People need support and encouragement to leave. It is crazy-making to have been tortured and then be expected to brush it off. One cannot violate one’s own truth. We maintain self-respect by holding our ground on the way we need to be treated. This is not about righteously claiming victim status but rather acknowledging a painful reality and dealing with it appropriately. Some people never change. If this is the case, self-protection means shutting the door forever.
Yes, all families have issues. People bicker, compete, want what the other has, feel less loved, feel left out. But when push comes to shove, a good family stands behind you, is there for you, and wants to know what you went through. They care. Not every family actually loves.
Psychologist David Celani writes in his book Leaving Home that the most difficult psychological task one can confront is separation from a bad family.
Here’s the good news: When you are free of the toxicity, you are open to loving others.

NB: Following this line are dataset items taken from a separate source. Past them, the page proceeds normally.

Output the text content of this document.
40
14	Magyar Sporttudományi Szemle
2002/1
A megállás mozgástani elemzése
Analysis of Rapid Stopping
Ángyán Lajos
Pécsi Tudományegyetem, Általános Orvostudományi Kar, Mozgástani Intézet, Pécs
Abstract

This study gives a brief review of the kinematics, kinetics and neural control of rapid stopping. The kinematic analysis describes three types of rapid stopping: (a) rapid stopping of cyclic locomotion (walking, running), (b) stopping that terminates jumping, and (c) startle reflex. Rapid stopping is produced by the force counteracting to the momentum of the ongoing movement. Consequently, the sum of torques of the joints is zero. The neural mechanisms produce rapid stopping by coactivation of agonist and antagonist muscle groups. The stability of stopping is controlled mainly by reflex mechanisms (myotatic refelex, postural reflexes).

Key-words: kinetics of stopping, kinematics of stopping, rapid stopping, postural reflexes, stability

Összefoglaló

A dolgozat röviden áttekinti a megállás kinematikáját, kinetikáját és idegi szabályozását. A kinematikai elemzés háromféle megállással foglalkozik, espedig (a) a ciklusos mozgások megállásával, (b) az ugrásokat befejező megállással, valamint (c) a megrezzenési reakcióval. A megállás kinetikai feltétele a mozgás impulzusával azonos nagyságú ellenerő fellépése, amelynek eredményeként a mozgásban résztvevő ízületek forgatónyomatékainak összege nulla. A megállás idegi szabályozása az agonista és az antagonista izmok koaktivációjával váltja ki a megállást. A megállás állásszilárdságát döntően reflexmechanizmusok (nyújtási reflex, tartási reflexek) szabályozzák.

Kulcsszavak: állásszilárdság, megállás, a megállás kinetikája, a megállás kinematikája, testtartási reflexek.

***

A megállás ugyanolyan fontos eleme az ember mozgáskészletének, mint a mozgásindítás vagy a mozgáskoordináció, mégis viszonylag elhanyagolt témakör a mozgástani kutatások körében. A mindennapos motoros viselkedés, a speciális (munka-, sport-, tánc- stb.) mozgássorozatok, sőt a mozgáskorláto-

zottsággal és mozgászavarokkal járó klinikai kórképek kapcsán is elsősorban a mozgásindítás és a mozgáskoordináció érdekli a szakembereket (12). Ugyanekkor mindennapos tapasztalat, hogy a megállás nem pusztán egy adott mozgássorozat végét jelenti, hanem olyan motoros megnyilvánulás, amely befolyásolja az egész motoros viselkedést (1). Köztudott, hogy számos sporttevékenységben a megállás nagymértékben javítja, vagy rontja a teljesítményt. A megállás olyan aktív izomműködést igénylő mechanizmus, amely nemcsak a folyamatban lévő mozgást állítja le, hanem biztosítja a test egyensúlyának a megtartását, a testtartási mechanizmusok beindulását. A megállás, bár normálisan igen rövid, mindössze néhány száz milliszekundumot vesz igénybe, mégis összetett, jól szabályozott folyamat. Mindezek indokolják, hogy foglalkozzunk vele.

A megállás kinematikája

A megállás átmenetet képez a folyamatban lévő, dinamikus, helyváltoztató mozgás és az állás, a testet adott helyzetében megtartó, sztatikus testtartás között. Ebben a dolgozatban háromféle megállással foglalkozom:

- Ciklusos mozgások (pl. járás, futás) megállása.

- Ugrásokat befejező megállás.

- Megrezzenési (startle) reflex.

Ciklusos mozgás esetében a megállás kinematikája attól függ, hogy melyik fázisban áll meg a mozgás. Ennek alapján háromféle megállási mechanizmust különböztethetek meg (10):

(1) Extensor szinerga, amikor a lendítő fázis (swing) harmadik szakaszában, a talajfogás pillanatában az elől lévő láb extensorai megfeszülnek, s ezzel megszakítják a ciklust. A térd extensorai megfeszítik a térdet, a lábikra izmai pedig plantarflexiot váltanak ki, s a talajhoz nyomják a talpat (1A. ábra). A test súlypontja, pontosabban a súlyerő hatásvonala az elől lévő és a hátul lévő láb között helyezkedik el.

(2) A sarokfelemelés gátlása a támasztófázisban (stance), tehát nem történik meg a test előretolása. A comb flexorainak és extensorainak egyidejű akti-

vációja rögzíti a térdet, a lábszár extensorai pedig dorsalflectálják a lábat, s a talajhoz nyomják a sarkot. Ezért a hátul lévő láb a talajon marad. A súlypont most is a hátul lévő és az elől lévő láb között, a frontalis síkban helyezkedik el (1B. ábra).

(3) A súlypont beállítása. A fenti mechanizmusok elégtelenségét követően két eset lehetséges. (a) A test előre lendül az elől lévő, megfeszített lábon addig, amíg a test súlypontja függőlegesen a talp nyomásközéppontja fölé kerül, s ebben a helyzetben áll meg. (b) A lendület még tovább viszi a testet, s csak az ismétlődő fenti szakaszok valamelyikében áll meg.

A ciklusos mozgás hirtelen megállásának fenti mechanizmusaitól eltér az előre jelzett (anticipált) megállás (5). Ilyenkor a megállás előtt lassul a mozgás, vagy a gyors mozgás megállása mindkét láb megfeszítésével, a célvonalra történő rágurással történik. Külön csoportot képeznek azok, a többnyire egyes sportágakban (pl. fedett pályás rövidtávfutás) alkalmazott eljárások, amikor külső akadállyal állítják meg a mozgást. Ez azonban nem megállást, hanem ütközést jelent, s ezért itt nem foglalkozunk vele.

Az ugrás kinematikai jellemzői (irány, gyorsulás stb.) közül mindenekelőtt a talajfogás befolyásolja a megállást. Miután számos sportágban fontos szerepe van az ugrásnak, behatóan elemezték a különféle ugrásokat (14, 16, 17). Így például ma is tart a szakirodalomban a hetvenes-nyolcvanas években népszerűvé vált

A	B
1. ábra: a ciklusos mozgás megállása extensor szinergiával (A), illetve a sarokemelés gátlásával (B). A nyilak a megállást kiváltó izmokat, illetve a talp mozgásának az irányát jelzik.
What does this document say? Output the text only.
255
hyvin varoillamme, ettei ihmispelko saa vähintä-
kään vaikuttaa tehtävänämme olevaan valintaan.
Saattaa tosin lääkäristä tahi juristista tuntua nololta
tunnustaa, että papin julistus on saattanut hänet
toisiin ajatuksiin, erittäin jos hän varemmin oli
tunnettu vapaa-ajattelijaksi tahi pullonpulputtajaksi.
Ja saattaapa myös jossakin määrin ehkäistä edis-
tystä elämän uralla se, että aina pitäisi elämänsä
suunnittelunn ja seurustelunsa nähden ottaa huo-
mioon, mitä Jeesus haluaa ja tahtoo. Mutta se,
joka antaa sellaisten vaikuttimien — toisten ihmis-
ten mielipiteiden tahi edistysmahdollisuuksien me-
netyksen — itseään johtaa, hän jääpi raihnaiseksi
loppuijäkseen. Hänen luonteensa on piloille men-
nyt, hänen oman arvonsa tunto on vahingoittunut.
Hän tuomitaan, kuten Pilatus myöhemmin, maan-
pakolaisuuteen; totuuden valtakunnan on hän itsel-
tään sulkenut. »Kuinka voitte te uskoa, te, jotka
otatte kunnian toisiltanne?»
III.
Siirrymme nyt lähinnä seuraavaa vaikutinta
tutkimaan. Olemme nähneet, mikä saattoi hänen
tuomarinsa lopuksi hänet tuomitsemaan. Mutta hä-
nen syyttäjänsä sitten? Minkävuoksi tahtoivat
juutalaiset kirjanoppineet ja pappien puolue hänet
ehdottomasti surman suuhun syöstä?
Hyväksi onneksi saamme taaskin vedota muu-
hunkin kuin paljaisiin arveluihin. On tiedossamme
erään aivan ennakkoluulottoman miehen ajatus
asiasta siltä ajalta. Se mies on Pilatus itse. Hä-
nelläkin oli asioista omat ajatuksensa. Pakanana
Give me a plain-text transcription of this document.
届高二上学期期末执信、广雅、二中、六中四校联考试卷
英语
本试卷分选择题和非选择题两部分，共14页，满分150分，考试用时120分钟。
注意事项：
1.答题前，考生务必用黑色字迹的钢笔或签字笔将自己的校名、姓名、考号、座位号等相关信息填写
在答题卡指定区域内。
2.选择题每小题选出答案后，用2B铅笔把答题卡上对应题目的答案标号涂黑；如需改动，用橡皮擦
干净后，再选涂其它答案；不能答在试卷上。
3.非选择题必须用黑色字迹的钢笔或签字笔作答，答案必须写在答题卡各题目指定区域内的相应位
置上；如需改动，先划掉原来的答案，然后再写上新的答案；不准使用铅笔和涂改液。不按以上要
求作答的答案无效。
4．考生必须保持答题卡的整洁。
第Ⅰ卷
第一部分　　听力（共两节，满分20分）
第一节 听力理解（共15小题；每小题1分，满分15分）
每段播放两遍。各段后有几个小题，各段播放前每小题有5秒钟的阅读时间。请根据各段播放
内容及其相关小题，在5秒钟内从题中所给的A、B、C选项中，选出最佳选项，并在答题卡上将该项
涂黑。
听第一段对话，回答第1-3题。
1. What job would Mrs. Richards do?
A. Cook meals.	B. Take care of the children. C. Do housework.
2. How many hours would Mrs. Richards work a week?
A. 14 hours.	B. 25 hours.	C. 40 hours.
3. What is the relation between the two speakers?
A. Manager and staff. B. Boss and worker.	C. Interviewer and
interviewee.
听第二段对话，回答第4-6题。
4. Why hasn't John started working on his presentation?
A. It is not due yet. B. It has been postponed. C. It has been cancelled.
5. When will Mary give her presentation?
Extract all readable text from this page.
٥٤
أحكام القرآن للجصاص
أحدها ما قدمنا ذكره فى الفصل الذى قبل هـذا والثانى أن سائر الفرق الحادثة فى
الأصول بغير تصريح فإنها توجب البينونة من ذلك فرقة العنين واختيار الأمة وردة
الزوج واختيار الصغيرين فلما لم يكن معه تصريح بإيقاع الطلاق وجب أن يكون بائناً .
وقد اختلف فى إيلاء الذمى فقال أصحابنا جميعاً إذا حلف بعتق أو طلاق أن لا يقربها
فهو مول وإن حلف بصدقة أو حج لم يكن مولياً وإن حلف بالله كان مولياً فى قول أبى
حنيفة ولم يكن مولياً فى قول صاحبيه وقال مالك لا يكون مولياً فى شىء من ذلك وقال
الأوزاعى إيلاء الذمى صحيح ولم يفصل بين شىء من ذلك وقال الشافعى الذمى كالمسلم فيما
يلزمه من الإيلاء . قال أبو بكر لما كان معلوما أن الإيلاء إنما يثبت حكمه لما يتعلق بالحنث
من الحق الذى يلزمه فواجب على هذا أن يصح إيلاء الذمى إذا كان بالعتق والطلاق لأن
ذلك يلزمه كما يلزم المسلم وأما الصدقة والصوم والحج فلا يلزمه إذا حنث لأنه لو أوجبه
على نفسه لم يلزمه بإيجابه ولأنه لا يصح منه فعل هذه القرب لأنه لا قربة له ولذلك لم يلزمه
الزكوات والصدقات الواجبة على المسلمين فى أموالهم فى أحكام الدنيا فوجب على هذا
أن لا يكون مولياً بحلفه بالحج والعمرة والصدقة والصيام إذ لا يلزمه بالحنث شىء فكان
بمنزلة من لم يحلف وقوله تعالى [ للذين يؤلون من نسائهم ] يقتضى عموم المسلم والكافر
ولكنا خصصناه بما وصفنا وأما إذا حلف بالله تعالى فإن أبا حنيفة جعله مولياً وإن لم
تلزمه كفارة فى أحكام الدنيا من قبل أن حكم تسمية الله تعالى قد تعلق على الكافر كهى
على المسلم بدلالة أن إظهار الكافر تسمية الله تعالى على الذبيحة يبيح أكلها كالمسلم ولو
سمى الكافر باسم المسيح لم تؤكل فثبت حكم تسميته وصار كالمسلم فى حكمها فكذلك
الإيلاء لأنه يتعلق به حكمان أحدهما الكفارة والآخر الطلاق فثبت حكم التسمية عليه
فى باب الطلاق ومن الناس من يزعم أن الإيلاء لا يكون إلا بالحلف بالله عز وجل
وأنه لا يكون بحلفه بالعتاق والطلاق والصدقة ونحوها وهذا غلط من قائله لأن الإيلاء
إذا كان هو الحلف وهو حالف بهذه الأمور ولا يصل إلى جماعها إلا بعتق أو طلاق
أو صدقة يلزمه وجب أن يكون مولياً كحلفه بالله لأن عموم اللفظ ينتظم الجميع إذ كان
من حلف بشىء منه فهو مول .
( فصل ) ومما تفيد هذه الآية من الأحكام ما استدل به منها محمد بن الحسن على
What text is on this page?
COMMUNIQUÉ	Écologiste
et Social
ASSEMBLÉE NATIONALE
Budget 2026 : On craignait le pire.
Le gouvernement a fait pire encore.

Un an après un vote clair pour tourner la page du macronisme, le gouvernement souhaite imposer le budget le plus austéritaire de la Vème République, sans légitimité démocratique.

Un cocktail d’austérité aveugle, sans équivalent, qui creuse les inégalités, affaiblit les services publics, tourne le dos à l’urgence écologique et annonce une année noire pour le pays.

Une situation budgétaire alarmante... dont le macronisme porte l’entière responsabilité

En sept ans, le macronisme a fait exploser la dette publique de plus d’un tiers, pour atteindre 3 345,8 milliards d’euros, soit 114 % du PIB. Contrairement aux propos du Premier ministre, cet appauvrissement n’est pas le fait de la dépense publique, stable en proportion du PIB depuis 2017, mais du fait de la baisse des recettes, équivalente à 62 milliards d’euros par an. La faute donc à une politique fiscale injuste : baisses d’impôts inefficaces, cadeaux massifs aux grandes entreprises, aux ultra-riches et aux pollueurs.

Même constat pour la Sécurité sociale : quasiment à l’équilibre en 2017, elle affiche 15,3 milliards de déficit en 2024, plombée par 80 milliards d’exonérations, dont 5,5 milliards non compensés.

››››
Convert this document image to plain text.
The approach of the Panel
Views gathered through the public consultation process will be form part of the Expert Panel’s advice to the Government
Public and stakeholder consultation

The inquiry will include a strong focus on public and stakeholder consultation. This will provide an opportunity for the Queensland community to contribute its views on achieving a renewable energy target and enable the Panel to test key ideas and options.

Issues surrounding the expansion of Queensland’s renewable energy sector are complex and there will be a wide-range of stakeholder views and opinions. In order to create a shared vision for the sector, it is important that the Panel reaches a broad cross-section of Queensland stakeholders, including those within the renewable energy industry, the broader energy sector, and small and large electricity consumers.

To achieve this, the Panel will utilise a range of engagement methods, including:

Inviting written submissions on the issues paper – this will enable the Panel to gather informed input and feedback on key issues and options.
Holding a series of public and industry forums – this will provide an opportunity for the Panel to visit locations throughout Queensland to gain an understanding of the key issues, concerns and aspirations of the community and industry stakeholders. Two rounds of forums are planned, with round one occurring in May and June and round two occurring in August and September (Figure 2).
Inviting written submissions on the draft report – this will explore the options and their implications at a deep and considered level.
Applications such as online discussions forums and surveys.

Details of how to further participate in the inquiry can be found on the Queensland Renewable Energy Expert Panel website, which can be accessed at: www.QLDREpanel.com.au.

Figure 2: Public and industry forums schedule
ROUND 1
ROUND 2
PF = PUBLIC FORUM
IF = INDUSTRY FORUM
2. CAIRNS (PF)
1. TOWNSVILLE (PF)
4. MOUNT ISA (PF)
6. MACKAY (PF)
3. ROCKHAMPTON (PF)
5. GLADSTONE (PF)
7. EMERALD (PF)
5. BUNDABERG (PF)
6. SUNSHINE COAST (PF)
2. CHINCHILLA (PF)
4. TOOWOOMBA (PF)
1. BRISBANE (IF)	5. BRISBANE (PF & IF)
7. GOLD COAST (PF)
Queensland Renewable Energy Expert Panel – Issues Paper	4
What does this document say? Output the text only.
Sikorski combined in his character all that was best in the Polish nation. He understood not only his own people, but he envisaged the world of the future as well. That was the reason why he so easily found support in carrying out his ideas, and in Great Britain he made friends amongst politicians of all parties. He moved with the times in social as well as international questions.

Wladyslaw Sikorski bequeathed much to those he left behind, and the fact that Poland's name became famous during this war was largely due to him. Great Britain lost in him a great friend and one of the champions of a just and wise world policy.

A "family" of friends, co-workers, classmates, and teachers will fill in. You can create a life from your own value system, not the one you were born into. Even if it takes till 40 to figure out you were never cut from the same cloth, so be it. The good years as your True Self are ahead.
Establish a new clan by reaching out, sharing, asking about the other, and being a friend. Build new relationships. In-the-flesh meetings or quick, "how are you?" texts keep relationships going. If it’s awkward at first, it will get better. Better than what you came from.
The other good news is that throughout history, those with early injuries develop unusual strengths in later life. The wounds lead to generous, sometimes great actions. Suffering leads to strong character, practical success, and sensitivity to others.